Both Rossetto and Borovitz lost their beloved fathers when they were 14 years old, and soon after lost their way until, many years later, an epiphany changed their lives.

Borovitz, who grew up attending synagogue regularly, led a two-decade life of alcoholism, gambling and thievery. He describes the moment of his second arrest as one of “divine inspiration” and “prophecy.

“I felt I was being led back, back to the tradition, back to Torah. … I just knew,” he wrote.

He studied Jewish texts in prison, apprenticed with the rabbinic chaplain and years later went to rabbinical school at the University of Judaism, where he received his ordination. His book describes just how low he fell and how he came back to a life of purpose through his love of Jewish wisdom — and of Rossetto, the woman who gave him a job and a sense of dignity after his release from jail.

Her Judaism comes from an appreciation of the wisdom of what she calls “sacred obligation,” of committing oneself to a daily routine, from making your bed to paying the butcher on time, confirming that God is in the details and that one’s every action matters.

Her story traces her failed marriage and series of affairs; she describes herself as a Girl Scout on the outside with a streak of Wild Child that brought her down. Her addiction was despair, not drugs.
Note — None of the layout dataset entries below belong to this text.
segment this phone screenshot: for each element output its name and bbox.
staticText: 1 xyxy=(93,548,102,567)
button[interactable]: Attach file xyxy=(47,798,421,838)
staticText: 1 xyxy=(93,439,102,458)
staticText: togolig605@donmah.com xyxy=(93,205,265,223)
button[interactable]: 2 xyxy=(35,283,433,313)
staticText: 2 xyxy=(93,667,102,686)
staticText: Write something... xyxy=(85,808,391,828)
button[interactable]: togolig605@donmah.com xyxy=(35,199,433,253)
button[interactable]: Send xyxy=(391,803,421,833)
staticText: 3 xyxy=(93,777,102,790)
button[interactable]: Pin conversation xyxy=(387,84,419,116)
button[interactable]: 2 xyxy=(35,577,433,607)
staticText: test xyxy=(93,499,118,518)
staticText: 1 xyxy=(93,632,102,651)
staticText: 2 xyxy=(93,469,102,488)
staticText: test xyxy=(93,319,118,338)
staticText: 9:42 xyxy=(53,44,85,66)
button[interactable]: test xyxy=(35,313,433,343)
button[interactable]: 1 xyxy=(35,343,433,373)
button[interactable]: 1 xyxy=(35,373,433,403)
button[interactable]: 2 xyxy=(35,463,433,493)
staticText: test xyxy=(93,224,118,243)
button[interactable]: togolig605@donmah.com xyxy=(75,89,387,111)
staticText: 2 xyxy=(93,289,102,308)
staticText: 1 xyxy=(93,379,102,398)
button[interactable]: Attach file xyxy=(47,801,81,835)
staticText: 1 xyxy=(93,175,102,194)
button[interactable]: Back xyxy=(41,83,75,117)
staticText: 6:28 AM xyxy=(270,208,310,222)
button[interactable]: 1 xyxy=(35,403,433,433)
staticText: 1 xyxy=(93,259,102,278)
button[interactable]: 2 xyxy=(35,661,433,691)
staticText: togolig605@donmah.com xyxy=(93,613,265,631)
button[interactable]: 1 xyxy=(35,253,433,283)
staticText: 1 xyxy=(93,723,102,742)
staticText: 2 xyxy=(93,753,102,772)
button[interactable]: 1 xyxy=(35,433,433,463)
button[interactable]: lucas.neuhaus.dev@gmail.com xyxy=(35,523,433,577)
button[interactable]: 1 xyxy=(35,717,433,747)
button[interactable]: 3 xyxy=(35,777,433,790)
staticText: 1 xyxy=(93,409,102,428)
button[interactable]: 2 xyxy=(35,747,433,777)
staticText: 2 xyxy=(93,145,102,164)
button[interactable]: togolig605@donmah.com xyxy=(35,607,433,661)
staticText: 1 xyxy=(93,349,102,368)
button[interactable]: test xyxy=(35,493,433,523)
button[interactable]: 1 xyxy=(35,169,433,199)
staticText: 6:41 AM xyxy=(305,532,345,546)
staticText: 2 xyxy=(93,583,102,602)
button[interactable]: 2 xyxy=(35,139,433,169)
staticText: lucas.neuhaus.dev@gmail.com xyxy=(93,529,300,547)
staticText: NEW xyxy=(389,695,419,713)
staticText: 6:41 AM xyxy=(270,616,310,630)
But she found a sense of meaning in helping Jewish prisoners as a social worker, and establishing Beit T’Shuvah as “a place that heals the healers” as well as those with addictions and self-destructive behaviors.

Rossetto’s book, like her husband’s, inspires by telling a deeply personal story that resonates with the seemingly simple but profound truths of living with honesty, self-awareness and a faith in the ability to repent, recover and restore a sense of dignity — in others and in oneself.

Harriet Rossetto will attend Shabbat services at The Forest Hills Jewish Center on June 1. She will do a short reading from her memoir and give a talk following Kiddush.